Gescom est sûrement l'un des groupuscules les plus mystérieux que l'on puisse trouver dans la musique électronique. (Avec Underground Resistance évidemment). Composé d'une vingtaine de musiciens/membres/producteurs dissimulant leurs identités, il est par contre avéré que le groupe Autechre en est une des têtes pensantes. (L'une des formations les plus influentes de l'électronique expérimentale... Si Radiohead a commencé à partir dans les délires « post Ok Computer », c'est en parti à eux qu'il faut s'en prendre). Expérimental Gescom. Conceptuel Gescom.

Le summum de l'énigmatique sera touché avec leur disque « Mini Disc » première sortie mondiale exclusivement Minidisc, (avant de le rééditer en format « normal » 4 ans plus tard) contenant 88 morceaux ( !! ) très courts, poussant l'auditeur à écouter le disque en mode aléatoire, pour former à chaque écoute un disque différent. L'invention même du disque mutant, protéiforme. Celui qui se réinvente par lui-même. Par la machine qui l'ingurgite. Là où la musique d'Autechre a toujours, depuis Confield, prêché la mise en abîme du musicien face au pouvoir de ses machines, le concept de l'album de Gescom était parfait. Pourtant, à cette exception près, la musique de cette faction sonore reste bien plus accessible que celle des deux zozos d'Autechre.

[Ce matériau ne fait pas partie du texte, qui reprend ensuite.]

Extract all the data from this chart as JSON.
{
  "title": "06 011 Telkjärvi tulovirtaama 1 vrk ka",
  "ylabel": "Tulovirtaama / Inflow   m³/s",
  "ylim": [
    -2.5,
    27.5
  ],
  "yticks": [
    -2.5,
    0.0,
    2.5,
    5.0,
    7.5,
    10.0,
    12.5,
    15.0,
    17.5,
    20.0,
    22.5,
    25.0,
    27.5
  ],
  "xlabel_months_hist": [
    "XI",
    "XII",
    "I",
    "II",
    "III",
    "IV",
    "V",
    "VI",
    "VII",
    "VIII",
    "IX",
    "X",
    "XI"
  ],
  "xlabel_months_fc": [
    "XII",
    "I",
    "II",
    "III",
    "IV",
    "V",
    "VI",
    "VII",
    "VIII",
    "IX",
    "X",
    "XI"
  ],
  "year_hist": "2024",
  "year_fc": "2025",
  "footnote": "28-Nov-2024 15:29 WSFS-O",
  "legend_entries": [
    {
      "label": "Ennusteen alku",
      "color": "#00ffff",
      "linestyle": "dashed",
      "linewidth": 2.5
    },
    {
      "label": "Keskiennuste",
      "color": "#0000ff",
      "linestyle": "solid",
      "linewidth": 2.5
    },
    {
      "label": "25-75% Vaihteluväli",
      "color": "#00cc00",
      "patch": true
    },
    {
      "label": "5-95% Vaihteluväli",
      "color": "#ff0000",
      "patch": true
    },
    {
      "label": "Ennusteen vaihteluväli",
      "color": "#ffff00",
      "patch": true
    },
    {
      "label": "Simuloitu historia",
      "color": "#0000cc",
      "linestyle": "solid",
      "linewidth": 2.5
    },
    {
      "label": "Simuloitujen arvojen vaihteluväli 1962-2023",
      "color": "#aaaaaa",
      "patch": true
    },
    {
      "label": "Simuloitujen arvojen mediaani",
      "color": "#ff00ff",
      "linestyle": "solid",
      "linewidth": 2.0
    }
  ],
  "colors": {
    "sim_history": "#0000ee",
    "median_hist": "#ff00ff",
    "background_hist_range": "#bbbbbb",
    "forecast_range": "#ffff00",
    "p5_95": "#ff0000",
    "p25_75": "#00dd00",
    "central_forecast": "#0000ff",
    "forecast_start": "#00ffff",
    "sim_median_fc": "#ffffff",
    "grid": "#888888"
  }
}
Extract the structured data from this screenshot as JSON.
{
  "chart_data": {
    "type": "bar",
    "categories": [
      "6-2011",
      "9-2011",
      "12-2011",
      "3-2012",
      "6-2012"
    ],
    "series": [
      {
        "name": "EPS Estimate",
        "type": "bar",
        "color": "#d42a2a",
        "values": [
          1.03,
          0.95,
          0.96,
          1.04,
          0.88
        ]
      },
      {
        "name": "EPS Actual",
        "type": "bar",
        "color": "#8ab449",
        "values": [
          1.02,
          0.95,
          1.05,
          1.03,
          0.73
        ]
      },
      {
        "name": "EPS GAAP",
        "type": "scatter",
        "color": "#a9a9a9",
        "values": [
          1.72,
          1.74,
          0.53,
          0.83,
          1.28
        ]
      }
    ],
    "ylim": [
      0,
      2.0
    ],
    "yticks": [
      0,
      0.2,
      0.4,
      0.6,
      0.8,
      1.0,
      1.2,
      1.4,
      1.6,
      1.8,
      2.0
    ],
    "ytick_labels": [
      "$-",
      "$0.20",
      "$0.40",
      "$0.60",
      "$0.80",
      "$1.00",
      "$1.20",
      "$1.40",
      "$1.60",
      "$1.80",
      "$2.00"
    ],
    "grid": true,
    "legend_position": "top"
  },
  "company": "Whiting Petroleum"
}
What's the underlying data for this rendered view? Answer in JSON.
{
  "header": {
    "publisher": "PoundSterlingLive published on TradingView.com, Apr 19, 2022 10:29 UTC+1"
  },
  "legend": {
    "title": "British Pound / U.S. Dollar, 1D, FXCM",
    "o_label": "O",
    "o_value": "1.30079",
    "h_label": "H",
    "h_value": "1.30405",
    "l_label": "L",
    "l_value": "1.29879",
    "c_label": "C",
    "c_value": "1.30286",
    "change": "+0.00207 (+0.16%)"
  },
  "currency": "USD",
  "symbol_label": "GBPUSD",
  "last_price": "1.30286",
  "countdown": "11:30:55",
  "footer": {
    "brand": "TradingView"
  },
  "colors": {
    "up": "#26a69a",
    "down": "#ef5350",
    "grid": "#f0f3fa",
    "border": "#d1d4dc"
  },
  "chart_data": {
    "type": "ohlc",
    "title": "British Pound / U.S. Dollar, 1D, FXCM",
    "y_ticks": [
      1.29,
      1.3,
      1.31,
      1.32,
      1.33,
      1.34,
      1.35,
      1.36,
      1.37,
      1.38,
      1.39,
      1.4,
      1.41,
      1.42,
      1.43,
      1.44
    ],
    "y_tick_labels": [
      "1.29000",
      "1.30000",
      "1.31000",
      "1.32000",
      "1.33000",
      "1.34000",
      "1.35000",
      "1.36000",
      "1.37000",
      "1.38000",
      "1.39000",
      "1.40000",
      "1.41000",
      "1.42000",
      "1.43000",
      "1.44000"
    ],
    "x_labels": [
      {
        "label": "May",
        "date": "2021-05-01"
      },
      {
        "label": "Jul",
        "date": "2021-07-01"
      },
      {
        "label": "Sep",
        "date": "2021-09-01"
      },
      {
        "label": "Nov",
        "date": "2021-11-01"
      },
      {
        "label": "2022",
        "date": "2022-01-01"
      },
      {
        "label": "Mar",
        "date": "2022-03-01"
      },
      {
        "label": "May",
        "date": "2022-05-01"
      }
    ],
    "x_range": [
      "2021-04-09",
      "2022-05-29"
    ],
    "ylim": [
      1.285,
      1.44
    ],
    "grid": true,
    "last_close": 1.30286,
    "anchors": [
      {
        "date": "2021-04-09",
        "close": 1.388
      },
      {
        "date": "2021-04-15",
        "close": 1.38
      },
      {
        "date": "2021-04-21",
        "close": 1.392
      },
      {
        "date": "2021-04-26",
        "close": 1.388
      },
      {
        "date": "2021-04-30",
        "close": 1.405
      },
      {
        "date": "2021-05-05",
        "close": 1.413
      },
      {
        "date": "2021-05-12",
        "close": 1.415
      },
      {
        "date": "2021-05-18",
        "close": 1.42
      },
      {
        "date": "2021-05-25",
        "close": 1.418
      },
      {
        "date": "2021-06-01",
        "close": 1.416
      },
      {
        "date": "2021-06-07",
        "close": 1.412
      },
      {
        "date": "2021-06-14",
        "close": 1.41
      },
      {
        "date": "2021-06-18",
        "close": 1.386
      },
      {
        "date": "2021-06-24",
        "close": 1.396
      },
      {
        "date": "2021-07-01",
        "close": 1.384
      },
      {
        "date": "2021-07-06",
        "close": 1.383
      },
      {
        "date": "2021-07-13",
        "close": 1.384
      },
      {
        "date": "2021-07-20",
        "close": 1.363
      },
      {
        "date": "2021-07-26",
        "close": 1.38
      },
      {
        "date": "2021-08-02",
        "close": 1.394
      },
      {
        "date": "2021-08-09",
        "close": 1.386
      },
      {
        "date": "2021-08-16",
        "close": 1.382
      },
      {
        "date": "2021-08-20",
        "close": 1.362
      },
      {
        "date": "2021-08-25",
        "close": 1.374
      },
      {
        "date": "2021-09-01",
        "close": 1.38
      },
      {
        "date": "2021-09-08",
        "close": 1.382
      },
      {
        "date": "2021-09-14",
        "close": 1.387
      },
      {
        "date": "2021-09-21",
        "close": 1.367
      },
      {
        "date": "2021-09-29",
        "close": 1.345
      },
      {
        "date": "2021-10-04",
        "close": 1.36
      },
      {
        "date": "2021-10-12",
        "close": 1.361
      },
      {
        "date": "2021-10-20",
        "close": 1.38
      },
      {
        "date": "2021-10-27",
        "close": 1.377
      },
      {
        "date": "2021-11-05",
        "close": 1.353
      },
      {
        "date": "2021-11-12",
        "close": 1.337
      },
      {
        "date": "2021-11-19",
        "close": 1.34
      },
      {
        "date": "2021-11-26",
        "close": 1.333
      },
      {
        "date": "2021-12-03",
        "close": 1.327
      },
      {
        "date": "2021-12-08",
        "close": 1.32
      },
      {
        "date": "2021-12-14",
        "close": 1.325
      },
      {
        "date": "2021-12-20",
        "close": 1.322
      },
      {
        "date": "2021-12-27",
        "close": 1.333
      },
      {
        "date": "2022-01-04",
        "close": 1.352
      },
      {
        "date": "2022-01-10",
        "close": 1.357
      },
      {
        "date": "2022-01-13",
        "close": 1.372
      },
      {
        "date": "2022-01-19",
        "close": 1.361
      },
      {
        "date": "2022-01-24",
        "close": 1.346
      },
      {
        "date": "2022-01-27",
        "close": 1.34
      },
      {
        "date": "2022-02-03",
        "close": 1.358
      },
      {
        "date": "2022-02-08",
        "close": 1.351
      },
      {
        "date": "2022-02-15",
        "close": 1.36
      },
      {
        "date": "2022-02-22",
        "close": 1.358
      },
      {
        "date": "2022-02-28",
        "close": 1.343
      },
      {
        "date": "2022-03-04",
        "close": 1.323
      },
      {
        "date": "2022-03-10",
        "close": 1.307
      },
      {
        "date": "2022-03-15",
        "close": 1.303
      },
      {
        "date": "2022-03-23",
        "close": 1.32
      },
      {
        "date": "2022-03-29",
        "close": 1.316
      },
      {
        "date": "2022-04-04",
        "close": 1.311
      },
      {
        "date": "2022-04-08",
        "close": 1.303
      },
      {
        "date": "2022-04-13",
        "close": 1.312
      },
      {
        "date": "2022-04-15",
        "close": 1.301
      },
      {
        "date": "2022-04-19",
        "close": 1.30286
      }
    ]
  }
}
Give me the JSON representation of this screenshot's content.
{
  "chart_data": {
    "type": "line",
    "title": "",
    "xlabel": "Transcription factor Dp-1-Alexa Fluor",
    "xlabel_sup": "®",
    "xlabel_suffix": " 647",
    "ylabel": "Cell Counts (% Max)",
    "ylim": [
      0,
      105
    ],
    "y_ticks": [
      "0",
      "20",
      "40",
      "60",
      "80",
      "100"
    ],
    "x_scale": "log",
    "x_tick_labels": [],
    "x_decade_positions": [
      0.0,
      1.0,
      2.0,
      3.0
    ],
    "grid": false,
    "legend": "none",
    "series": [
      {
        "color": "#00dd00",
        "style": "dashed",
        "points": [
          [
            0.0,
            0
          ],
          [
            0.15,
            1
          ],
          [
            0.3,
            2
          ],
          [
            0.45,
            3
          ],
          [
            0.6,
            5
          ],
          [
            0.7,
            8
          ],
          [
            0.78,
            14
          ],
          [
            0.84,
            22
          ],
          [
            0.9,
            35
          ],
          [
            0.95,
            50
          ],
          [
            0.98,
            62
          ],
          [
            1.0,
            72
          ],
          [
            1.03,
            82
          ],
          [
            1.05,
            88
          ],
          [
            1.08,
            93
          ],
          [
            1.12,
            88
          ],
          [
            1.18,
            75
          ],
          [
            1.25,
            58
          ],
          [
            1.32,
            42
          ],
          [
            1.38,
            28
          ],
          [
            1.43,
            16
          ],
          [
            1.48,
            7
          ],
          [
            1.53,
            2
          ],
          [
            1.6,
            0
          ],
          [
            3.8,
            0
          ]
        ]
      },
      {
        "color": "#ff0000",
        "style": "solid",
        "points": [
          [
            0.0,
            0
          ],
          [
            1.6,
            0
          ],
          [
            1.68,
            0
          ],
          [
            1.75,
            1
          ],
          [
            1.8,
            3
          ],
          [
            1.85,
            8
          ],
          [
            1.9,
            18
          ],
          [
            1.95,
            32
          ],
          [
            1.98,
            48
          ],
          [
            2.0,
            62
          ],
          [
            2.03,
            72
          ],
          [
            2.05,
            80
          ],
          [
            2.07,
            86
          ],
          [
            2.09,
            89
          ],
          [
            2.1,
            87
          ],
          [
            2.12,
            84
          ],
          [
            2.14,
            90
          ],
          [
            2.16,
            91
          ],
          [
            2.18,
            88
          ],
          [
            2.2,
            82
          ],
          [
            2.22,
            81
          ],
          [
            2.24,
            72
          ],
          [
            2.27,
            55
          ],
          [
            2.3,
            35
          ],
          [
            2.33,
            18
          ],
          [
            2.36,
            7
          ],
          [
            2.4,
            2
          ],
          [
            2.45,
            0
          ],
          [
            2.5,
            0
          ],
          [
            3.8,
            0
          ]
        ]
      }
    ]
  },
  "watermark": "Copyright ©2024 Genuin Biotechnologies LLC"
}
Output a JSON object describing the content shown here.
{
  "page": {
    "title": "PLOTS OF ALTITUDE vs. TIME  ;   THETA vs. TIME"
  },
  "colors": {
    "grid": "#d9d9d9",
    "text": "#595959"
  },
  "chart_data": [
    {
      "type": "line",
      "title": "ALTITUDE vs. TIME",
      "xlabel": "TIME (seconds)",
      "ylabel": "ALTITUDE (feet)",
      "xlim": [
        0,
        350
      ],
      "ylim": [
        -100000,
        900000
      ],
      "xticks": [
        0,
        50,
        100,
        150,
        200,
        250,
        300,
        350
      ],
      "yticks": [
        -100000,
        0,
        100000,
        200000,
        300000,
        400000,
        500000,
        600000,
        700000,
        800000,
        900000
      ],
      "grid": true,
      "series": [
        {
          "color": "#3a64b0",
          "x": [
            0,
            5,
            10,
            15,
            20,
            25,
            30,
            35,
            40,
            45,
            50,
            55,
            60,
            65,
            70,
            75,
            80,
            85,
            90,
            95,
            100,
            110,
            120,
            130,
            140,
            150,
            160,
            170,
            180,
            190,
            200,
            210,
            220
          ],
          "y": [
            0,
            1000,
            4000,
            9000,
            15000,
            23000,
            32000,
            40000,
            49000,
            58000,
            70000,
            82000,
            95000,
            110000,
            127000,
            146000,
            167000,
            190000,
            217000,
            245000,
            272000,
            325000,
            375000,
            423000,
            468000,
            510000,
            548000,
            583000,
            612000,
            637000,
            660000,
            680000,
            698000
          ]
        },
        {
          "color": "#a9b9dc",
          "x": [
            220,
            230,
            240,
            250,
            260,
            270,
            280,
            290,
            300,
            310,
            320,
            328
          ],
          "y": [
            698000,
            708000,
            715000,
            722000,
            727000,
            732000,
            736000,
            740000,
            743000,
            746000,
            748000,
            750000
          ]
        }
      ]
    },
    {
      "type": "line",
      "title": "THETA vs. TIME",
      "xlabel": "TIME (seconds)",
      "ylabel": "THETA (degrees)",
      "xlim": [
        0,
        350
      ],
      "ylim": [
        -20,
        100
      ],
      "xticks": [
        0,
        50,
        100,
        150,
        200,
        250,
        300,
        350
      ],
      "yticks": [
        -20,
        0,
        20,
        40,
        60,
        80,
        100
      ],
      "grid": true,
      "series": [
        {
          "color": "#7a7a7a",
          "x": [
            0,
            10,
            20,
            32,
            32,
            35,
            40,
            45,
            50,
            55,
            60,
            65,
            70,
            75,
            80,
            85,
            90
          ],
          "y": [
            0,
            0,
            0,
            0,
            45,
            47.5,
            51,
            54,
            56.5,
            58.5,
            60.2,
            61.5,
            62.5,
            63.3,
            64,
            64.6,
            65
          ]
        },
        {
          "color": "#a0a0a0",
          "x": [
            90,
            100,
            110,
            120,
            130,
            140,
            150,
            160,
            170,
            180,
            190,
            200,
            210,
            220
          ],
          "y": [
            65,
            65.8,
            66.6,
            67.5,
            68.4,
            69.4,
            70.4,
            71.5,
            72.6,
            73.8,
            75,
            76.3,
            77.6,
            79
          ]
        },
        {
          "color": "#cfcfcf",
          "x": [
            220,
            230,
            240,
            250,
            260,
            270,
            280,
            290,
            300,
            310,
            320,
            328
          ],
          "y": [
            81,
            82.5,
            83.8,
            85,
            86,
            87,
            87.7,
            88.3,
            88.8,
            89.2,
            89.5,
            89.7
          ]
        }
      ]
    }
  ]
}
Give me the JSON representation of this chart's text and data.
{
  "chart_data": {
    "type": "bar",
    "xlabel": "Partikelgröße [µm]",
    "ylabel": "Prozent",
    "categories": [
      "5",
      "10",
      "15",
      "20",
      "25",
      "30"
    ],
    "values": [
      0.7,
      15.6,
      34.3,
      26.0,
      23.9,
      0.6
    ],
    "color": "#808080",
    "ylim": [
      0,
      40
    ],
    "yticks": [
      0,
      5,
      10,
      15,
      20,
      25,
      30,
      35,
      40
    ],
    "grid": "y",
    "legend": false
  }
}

Nouveau disque, toujours chez Skam, (qui compte dans ses rangs les musiciens Bola, Boards Of Canada ou Wevie Stonder) arpentant encore sans détour la démarche anonymo-conceptuelle de la formation : AUCUN crédit n'est apposé sur la pochette (ce qui est assez rare au vu de la parano ambiante sur l'utilisation frauduleuse de la musique). Le nom du groupe, lui, n'est indiqué qu'en braille...

 

Scrrriiiittchfiiiizzz

Grand amateur de longues fresques électroniques, on fonce la bave aux lèvres sur A1. Et les espérances sont comblées en un instant. Le morceau est un long délire partant d'un simple break Drum and Bass, qui va petit à petit muter, s'étendre, se tordre, exploser, pour se faire littéralement tabasser par un synthé tapageur, mélodique mais bien nerveux, le tout sur 7 minutes. Comme si le vieux vinyle Saturday Disco Night Vol 2 de votre père se mettait à tonner rébellion, embarquant et contrôlant tous les appareils électriques de votre appart, histoire de vous faire la peau dans les règles. L'invasion des machines a bel et bien commencé, et c'est en remuant les hanches que les processeurs informatiques vont régner sur le monde. Un morceau d'une classe folle, grande réussite, tordu tout en restant évident, expérimental tout en étant imparable. Tuerie.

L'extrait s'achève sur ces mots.